Do not be angry, but it seems that these guys do not know what they make.
If you have a chip with 192 cores asics performing a hash per cycle.
520,000,000 cycles are 520 Mhz 99840000000 hashes 99.84Ghs
620,000,000 cycles are 600 Mhz 115200000000 hashes 115.2Ghs
But this is not important, the important thing is to know ETA chips.
You're right. It's not important.
But other then that
of course they don't know what the final specs will be. They won't know that until the chips are done. It depends on the yield as far as the hasher engines. It depends on thermal output. It depends on a lot of things. Avalon chips are actually underclocked and
undervolted, presumably to help with cooling and power, yet
they perform 36-40% better then what they were advertized as. . That's because Bitsyncom gave themselves a large margin between what they advertized and what they were designing for (their chips work up to 450Mhz at the right voltage)
Actually you do know the performance of the chip before it's made.
The ASIC vendor will give you timing models and you run static timing analysis on your design and it will tell you the critical path and how fast the device will operate.
However, in most cases the produced device will be faster than the spec. Hence it's possible to overclock the device. But you have no guarantee that the next batch of devices will be as fast, it might be slower, or it might be even faster.
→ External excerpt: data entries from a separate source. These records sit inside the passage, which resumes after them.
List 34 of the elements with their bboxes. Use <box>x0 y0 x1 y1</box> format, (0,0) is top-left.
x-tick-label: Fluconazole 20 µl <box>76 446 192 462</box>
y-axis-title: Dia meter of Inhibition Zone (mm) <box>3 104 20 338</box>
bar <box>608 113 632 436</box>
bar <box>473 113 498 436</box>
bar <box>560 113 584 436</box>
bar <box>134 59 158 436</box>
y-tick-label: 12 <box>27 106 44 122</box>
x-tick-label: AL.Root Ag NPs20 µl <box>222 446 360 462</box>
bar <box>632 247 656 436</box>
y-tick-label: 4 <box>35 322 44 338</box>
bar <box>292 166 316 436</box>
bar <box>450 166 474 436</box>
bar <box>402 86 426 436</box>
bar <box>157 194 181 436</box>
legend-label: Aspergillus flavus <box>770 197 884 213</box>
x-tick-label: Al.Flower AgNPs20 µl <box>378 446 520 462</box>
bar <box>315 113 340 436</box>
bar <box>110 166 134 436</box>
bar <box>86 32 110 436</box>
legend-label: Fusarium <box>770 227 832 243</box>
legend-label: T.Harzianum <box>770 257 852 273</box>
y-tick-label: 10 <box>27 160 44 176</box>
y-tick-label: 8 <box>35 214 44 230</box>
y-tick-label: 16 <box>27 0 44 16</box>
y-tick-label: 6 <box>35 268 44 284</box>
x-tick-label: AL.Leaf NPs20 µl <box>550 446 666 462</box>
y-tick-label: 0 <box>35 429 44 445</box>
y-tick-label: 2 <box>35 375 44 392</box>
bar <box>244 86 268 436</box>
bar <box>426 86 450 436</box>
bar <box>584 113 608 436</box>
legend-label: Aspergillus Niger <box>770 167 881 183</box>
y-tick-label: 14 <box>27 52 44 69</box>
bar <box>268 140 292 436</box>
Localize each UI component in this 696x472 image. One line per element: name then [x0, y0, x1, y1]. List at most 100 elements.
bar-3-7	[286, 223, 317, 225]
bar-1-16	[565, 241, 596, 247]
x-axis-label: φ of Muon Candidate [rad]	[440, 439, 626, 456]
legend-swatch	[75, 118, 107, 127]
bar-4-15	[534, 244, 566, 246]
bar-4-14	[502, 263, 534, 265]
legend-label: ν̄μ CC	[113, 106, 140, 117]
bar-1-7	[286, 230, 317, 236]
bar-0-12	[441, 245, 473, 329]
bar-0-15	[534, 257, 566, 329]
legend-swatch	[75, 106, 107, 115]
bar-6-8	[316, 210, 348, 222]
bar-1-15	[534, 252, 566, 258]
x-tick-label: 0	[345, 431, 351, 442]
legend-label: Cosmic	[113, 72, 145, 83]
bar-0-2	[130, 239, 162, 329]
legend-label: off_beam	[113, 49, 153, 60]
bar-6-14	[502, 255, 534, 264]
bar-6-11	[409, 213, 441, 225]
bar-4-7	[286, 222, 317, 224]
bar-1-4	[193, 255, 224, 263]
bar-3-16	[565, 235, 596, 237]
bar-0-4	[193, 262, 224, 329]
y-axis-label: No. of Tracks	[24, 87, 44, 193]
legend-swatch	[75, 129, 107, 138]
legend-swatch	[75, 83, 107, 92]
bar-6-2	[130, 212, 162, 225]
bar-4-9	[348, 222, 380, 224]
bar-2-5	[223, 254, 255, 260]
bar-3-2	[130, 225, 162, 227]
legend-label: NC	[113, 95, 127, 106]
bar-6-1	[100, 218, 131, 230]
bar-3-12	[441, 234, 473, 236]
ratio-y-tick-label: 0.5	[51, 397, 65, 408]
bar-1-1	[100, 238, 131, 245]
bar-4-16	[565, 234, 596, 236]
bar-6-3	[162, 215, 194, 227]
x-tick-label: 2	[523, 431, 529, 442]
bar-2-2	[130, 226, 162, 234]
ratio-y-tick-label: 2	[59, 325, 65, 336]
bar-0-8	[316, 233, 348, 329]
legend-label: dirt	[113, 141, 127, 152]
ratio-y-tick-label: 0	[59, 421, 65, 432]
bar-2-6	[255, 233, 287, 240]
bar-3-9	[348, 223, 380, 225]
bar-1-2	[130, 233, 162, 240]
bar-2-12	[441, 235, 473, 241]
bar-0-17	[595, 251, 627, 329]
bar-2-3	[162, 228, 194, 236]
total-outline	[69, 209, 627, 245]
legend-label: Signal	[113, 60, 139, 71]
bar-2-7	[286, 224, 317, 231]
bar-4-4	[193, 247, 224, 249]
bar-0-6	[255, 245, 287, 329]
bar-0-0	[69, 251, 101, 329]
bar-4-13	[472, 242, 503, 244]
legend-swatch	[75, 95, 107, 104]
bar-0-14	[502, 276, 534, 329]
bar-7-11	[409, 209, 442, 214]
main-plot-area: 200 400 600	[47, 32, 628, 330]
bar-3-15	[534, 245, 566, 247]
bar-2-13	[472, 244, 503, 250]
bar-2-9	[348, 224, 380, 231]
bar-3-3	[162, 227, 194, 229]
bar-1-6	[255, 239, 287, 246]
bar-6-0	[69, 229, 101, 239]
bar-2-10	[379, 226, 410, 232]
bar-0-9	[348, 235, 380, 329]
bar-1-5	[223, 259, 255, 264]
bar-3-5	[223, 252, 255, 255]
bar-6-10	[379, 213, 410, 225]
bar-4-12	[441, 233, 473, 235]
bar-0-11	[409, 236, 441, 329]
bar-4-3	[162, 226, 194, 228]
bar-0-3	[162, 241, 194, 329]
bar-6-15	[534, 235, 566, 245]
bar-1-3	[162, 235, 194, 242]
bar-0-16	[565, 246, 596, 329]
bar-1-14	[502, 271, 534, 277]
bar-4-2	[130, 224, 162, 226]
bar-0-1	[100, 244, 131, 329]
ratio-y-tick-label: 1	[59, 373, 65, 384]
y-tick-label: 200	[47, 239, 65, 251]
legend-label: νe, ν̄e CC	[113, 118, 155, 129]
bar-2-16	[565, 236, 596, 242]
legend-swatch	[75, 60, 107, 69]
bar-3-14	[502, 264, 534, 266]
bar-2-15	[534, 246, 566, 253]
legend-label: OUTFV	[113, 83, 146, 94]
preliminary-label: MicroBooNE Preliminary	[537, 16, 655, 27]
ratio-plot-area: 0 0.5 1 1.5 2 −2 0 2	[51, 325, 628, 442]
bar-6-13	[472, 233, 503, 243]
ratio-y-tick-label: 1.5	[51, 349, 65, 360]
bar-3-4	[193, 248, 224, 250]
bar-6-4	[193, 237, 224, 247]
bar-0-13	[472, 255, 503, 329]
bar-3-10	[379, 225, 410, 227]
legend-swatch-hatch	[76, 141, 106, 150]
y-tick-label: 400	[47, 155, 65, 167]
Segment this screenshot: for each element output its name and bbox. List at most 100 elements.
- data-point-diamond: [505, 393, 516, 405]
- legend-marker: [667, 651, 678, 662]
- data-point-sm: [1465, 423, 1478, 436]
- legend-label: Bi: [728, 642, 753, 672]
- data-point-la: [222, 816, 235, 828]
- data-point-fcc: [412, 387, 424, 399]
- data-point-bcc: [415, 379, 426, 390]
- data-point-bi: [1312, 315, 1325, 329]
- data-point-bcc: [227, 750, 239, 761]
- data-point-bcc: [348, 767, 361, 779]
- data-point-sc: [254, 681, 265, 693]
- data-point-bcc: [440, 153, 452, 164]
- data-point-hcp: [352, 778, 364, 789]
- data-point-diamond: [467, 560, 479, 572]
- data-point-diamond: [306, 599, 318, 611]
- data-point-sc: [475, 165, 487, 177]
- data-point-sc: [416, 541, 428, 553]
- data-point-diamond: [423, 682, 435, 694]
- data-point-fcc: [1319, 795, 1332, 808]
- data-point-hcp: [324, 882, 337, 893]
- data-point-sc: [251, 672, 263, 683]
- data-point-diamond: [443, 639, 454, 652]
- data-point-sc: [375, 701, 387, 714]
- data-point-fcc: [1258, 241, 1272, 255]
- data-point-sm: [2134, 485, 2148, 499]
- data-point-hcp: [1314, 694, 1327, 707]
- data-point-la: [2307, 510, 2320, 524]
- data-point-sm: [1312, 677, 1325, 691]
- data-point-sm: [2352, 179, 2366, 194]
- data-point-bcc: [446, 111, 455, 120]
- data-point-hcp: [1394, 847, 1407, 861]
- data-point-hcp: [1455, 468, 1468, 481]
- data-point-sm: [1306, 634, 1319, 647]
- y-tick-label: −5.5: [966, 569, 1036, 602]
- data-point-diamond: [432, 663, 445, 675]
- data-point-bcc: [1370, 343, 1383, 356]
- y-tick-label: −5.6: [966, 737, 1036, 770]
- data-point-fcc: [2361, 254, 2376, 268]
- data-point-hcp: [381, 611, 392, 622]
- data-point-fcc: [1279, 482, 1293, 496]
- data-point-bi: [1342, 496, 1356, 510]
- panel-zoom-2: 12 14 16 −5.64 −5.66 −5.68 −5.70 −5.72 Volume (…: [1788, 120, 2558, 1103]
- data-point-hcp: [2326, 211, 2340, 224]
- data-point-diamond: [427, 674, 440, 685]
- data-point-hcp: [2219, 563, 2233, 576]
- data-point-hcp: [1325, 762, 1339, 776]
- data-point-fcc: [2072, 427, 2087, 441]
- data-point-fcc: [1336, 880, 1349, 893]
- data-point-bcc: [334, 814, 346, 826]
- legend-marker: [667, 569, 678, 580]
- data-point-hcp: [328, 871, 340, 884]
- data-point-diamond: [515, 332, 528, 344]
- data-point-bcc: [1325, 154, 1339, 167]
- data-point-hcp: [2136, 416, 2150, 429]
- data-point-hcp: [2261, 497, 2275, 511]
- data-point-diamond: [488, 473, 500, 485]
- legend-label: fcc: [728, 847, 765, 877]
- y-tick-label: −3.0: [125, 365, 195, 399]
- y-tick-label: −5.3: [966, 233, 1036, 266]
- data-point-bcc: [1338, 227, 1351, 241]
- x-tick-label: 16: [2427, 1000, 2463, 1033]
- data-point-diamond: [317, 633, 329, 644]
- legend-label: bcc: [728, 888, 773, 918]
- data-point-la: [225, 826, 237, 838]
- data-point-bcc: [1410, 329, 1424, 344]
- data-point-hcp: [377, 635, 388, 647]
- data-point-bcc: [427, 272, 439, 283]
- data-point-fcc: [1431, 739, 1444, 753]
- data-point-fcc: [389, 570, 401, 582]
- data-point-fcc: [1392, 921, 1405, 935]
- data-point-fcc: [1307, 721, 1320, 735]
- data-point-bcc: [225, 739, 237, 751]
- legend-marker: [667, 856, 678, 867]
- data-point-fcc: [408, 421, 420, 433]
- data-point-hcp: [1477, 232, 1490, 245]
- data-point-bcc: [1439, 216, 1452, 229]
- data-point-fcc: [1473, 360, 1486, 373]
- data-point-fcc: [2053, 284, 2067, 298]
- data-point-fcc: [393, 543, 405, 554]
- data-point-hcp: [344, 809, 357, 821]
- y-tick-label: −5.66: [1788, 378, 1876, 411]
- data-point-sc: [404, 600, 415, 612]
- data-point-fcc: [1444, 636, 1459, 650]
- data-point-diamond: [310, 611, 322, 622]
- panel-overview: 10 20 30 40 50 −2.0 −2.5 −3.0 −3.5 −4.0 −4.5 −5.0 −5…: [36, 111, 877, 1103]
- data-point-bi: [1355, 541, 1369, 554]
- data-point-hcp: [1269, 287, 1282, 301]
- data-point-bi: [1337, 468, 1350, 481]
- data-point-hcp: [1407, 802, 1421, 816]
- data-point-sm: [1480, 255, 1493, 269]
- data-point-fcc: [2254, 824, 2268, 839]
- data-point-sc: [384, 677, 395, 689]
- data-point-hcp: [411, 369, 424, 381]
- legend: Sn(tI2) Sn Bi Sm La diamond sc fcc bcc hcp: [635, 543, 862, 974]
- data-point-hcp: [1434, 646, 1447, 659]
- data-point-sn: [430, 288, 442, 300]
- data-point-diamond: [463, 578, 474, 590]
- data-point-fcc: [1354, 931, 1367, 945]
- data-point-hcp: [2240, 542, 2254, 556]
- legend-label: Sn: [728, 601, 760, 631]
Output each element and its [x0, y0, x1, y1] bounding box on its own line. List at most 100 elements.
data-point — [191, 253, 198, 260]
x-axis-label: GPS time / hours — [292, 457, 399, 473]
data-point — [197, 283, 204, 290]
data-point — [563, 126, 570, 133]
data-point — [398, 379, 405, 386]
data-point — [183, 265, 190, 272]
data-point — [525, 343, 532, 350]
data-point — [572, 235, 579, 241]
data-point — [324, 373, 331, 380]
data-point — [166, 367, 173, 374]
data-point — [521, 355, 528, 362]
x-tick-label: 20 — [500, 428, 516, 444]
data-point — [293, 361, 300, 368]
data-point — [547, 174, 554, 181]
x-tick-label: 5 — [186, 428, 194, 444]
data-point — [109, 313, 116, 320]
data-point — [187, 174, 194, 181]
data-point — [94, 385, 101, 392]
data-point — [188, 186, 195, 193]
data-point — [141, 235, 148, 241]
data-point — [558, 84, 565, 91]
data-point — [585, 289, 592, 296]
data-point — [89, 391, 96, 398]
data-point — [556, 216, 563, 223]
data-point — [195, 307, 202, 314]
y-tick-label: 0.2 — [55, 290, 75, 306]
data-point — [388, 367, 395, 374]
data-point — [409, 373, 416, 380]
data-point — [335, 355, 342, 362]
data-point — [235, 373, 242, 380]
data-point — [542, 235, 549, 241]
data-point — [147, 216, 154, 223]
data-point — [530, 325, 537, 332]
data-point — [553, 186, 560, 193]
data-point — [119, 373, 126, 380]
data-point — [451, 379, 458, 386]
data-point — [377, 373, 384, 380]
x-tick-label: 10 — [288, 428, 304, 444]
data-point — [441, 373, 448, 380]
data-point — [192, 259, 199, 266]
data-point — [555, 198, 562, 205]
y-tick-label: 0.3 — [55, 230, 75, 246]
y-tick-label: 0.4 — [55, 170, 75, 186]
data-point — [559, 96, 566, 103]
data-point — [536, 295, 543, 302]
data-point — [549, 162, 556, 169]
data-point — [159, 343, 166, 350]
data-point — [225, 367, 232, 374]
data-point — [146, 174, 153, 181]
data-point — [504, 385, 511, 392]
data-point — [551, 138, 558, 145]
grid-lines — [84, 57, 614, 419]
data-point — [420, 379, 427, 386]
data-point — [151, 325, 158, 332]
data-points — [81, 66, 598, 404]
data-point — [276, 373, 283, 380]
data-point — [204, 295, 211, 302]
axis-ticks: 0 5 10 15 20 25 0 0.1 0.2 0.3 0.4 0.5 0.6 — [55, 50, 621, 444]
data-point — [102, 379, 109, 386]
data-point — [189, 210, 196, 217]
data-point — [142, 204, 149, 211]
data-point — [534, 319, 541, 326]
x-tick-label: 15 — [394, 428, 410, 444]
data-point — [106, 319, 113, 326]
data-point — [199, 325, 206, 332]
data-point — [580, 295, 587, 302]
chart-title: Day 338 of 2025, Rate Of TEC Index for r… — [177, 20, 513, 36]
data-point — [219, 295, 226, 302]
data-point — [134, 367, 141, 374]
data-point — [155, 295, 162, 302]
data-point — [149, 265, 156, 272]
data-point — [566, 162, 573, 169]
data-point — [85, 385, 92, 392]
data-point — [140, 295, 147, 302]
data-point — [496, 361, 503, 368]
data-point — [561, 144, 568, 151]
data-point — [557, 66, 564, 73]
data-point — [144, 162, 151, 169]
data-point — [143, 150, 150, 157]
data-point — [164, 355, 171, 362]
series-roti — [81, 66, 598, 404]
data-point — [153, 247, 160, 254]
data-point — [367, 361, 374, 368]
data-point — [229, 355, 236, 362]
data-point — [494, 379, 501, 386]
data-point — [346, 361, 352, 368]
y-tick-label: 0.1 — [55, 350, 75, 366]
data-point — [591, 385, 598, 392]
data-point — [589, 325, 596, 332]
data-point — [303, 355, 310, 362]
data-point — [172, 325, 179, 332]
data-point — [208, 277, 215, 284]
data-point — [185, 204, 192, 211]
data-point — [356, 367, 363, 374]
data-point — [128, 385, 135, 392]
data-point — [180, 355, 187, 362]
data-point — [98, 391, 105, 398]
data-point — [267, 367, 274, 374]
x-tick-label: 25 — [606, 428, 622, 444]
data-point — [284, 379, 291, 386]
As for thermal they should have a pretty good idea. You try to run a worst case simulation where you generate a VCD file which will show how all the nets in the chip is toggling. Then you run this through some power estimation tool (given a specific package) given by the vendor. This is not 100% accurate and depends on how representative the VCD file is for your worst case. But it gives you a pretty good estimate. Then there are tools to simulate the thermal characteristics of your mechanical system.